Nice-Matin s’étonnant de l’étrange peinture ornant l’entrée de la villa, un patchwork de jaunes et de marrons, a cherché à en comprendre la raison. Il semble que la direction régionale des Affaires culturelles (Drac), émanation du ministère de la Culture située à Aix-en-Provence, a demandé à l’Académie des Beaux-arts (propriétaire depuis 1933) de redonner à la maison sa couleur originelle.

En tant que gestionnaire du site depuis 1992, Culturespace serait chargé de répondre à cette requête. La «folie» de la baronne Charlotte Béatrice Ephrussi de Rothschild, construite de 1907 à 1912, était initialement teinte en jaune, à l’image des villas Maryland et Léopolda à Villefranche-sur-Mer.

Le rose s’est imposé dans les années soixante, lors de la restauration générale du site, gravement endommagé par les bombardements de la Seconde Guerre mondiale. Avec cette nouvelle robe, la villa ajoutait à son style Renaissance italienne, une touche de romantisme vénitien désormais caractéristique du lieu.

Logique ou aberration?

Le conservateur de l’époque a-t-il trahi l’esprit voulu par la baronne en changeant la couleur de sa maison? Pas vraiment, semble-t-il, car entre jaune et rose, le cœur de la richissime héritière a toujours balancé, à l’image de celle dont elle copiait les robes et le style: Marie-Antoinette.

On retrouve cette dualité dans le marbre des escaliers menant à l’étage: marches jaunes et plinthes roses; mais aussi dans les colonnades en marbre rose de Vérone du célèbre patio, surmontées de chapeaux jaunes. Une ambivalence que la baronne avait souhaitée aussi dans le jardin espagnol qui arbore les deux teintes, jusque dans les fleurs.

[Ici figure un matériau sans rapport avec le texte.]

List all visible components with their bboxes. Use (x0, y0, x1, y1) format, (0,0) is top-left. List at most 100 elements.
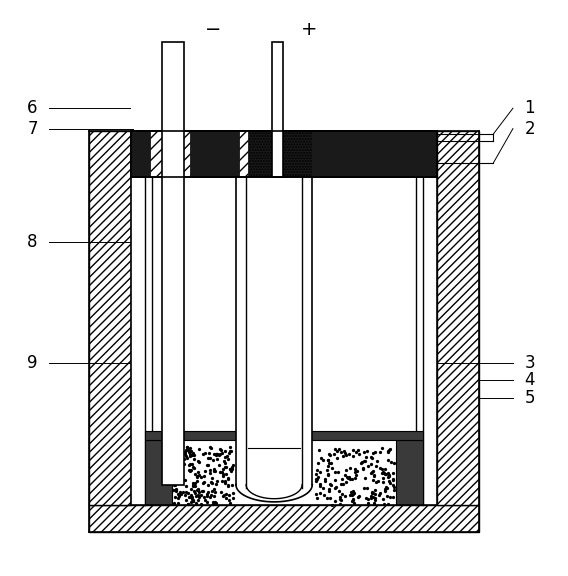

En 1911, elle commanda au rosiériste Paul Nabonnand une rose bicolore et odorante, qu’il créa à sa demande: «carminée, chamoisée, teintée de cuivre, centre chamois doré»… Ne la cherchez pas, elle n’existe plus. Le rose était omniprésente dans la vie de la baronne, dont sa cousine, la sulfureuse Élisabeth de Gramont, disait: «la baronne portait presque toujours des robes roses et semblait partir éternellement pour un bal.»

L’une de ses villas monégasques se nommait aussi «Rose de France». En outre, comme en attestent les essais de pigments sur l’angle de la maison, on ne connaît pas vraiment la couleur d’origine. Le jaune du jardin espagnol date de la restauration de 1960 et les archives photographiques sont en noir et blanc. Certaines sources parlent de jaune-ocre, d’autres de jaune-ivoire… Les moulures semblaient blanches, comme aujourd’hui, mais des essais bruns et ocres sont en cours.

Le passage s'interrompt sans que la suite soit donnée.